The summer has nothing to do with any other season. I spent most of it alone, staring at the plants in the garden and basking in the sun. I had begun to paint again, the first time since freshman year began.

I hadn’t left campus. Everyone else was gone, which made it a better place. I worked for Dr. Villani while she and her husband were on an archaeological dig. Most of my tasks involved house- and dog-sitting in their beautiful nineteenth-century redbrick, but she also asked me to conduct some research, for which I received a stipend, so my parents couldn’t complain that I was spoiled and lazy. “The block you live on is dangerous.” They read police blotters, sending me worried emails about crime. 

In August, Art took the train down from New Jersey. He stayed in the room that belonged to the Villanis’ daughter, who was college-bound next year, on vacation with her mom and dad. Her list of prospective schools was pinned on her bulletin board next to a reel of photobooth pictures she took at prom with her friends. Her dream acceptances were the same as mine. 

Art took me to a bar the first night of his visit, where he said I would get served as long as I looked confident and didn’t hesitate when asked for my drink order. (“Well rum and coke,” I practiced.) When we got home, because I told him not to do it in the backyard, he puked on the neighbor’s stoop. 

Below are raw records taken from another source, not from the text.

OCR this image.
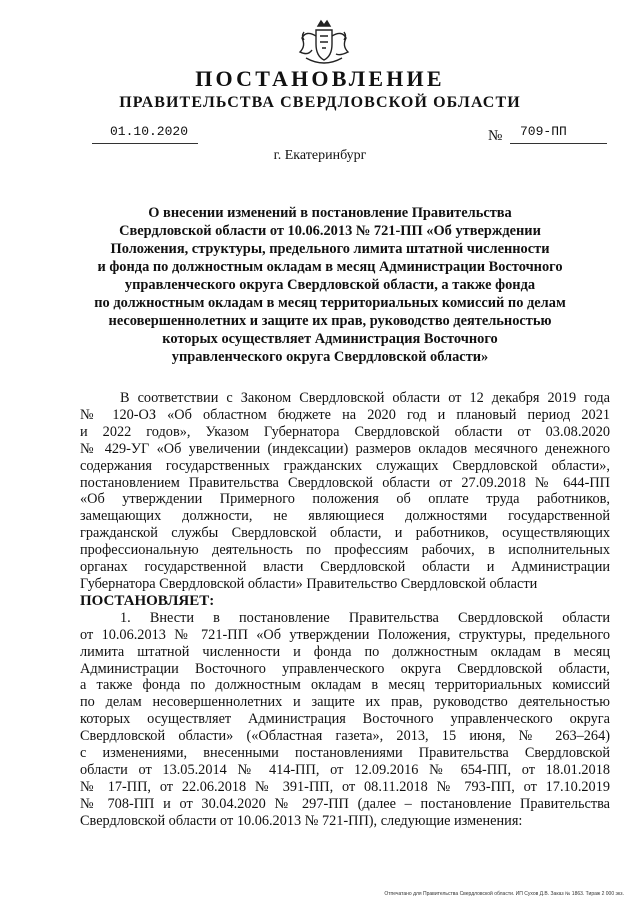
ПОСТАНОВЛЕНИЕ
ПРАВИТЕЛЬСТВА СВЕРДЛОВСКОЙ ОБЛАСТИ
01.10.2020	№ 709-ПП
г. Екатеринбург
О внесении изменений в постановление Правительства
Свердловской области от 10.06.2013 № 721-ПП «Об утверждении
Положения, структуры, предельного лимита штатной численности
и фонда по должностным окладам в месяц Администрации Восточного
управленческого округа Свердловской области, а также фонда
по должностным окладам в месяц территориальных комиссий по делам
несовершеннолетних и защите их прав, руководство деятельностью
которых осуществляет Администрация Восточного
управленческого округа Свердловской области»
В соответствии с Законом Свердловской области от 12 декабря 2019 года
№ 120-ОЗ «Об областном бюджете на 2020 год и плановый период 2021
и 2022 годов», Указом Губернатора Свердловской области от 03.08.2020
№ 429-УГ «Об увеличении (индексации) размеров окладов месячного денежного
содержания государственных гражданских служащих Свердловской области»,
постановлением Правительства Свердловской области от 27.09.2018 № 644-ПП
«Об утверждении Примерного положения об оплате труда работников,
замещающих должности, не являющиеся должностями государственной
гражданской службы Свердловской области, и работников, осуществляющих
профессиональную деятельность по профессиям рабочих, в исполнительных
органах государственной власти Свердловской области и Администрации
Губернатора Свердловской области» Правительство Свердловской области
ПОСТАНОВЛЯЕТ:
1. Внести в постановление Правительства Свердловской области
от 10.06.2013 № 721-ПП «Об утверждении Положения, структуры, предельного
лимита штатной численности и фонда по должностным окладам в месяц
Администрации Восточного управленческого округа Свердловской области,
а также фонда по должностным окладам в месяц территориальных комиссий
по делам несовершеннолетних и защите их прав, руководство деятельностью
которых осуществляет Администрация Восточного управленческого округа
Свердловской области» («Областная газета», 2013, 15 июня, № 263–264)
с изменениями, внесенными постановлениями Правительства Свердловской
области от 13.05.2014 № 414-ПП, от 12.09.2016 № 654-ПП, от 18.01.2018
№ 17-ПП, от 22.06.2018 № 391-ПП, от 08.11.2018 № 793-ПП, от 17.10.2019
№ 708-ПП и от 30.04.2020 № 297-ПП (далее – постановление Правительства
Свердловской области от 10.06.2013 № 721-ПП), следующие изменения:
Отпечатано для Правительства Свердловской области. ИП Сухов Д.В. Заказ № 1863. Тираж 2 000 экз.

In the morning, after taking turns over the toilet, we agreed that we would never drink again. But at night, we opened a bottle of whiskey we found in the liquor cabinet, and I leaned over and kissed him. Art was reluctant at first, but soon we were in the teenager’s room, jerking each other off on top of her bedspread. Art knocked over one of her field hockey trophies. We laughed. I blew him, and he blew me, and when I woke again Art was still asleep, rays of light sluicing through the windows. 

He squirmed away when I touched him, making up some excuse about his sister’s birthday in West Orange, which meant he had to leave immediately. I sat in the living room and cried for a little while, and then I bleached the bathroom, threw the sheets in the wash, and did a few hours of work before I took Otis on a long walk, far from campus, in the townie parts where Obama signs grew sparser. 

Otis lifted his leg. He pooped. We both grew tired. We trudged on. Eventually, I happened upon a Methodist church with a Korean pastor. The sun set over a slight hill in the distance. Across the street, an old, stooped white man emerged from his house, approaching the giant flag pole that protruded like an erection from one of the front beams, and began to pull on the ropes. I watched him lower the flag, which he would hoist each morning to the tip of its pole again. It was a military tradition, I knew, that some veterans carried into civilian life. There was a twenty-something ex-marine like this in my hometown, a flag hitched to his porch’s banister. Every night, he hit the bars downtown. 

“Stay away from him,” my parents told me, “Army men are evil.” 

But I always thought he looked so harmless, drunk enough that he could hardly walk, much less fire a gun. And if he died from liver disease, he would be this age forever. An immortal hero, I thought when I was a child. Now that I’m older, I think he was just another character. Someone to remind us how much young men sacrifice in the name of youth.